Following Kimi (2022) and Presence (2024), the collaborative efforts of Soderbergh and Koepp might be a mixed bag, but their approach hearkens back to a cinematic era defined by middle budget adult entertainment driven by storytelling and characterization. Black Bag, which refers to the term these couples use to refer to confidential information they aren’t allowed to share even with their most intimate relations, sometimes feels too slick for its own good, like the 007 treatment of Prizzi's Honor (1985). The narrative breathlessly tries to keep up with the ambiguous compromised software named Severus, which will trigger some kind of nefarious nuclear device. Who’s manipulating who and why also ends up feeling a bit overly complex as the film’s breakneck pacing flies through a week's worth of interactions between its handful of characters whose allegiance to one another is constantly in flux. What’s for certain, however, is the apparently undeniable commitment between George and Kathryn, who we’re told are “flagrantly monogamous,” and therefore, an anomaly in this romantically incestuous milieu.

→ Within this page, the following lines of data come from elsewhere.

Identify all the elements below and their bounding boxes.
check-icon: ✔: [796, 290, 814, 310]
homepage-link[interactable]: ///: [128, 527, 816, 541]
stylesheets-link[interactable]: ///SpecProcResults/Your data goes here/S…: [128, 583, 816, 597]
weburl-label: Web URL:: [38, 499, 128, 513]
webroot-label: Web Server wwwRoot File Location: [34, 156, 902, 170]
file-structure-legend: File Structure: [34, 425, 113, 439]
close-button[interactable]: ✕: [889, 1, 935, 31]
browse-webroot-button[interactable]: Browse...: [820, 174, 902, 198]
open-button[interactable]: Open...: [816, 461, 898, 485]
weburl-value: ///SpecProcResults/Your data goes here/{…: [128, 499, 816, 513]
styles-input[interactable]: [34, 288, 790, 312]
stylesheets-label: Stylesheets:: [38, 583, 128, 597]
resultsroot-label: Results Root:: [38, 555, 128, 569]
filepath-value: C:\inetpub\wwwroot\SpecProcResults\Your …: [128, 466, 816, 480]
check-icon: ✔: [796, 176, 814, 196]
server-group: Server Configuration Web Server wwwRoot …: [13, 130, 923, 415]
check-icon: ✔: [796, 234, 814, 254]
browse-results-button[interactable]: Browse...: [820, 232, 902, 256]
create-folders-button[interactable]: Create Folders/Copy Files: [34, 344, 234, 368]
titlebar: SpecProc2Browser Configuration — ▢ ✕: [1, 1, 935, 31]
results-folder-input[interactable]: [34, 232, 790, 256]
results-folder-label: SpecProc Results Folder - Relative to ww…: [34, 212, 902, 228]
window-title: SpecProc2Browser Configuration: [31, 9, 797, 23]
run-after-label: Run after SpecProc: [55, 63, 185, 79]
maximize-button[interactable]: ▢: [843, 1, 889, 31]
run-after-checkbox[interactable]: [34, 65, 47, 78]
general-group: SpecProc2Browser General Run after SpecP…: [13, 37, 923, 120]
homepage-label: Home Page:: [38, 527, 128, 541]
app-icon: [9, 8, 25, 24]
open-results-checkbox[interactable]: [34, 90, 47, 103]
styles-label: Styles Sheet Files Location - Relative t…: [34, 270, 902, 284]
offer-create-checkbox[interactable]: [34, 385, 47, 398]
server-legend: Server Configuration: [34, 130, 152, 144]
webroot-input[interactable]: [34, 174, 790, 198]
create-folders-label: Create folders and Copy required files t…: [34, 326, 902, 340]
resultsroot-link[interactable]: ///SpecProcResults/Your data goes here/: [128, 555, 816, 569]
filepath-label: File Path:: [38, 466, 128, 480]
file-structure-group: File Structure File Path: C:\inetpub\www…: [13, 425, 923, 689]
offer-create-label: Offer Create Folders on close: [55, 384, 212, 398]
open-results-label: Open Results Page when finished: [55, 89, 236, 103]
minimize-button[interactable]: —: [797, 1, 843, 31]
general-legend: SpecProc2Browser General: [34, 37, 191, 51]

The film’s two key sequences involve dinner parties, if they could be termed as such, at George and Kathryn’s home, which feel directly influenced by Who’s Afraid of Virginia Woolf? (1966), with the film receiving a direct reference in the third act by Tom Burke recalling the iconic tagline about being cordially invited to George and Martha’s for an evening of fun and games. Only these games turn out to be much more violent and deadly, with a stabbing and then a bullet wound defining the end of each evening. While Fassbender might be the lynchpin, it’s Blanchett who (despite a distractingly hard wig line) seems to be having the most fun as the aloof but vicious Kathryn. In her wake, Koepp actively fashions the supporting women as the more dynamic, flavorful personas. Naomie Harris, the cold resident psychiatrist who clearly doesn’t have access to the kind of personal secrets she desires, would appear to be the group's moral compass, except for when it comes to her own sexual desires. Marisa Abela, the junior member of the group (and fresh off playing Amy Winehouse) teeters on caricature as the sexually liberated Clarissa. Tom Burke and Regé-Jean Page tend to be duped by the machinations of their femme counterparts, but we’ve little sympathy for them, seeing as they’re ultimately self-serving cads whose only allegiance is satisfying their own desires.

What’s perhaps most interesting about Black Bag is how it defies expectations in presenting a world where we’d assume nothing is what it seems. However, it’s eventually confirmed this isn’t really the case, which makes the whole endeavor seem like a red herring Möbius strip, reaffirming the ideals and commitment of Kathryn and George, who live up to their shared promise to kill for one another, if necessary.  Strangely, George and Kathryn would appear to have a more fulfilling and healthy relationship than poor George and Martha. But pity the fools who are invited to participate in any power couple's fun and games.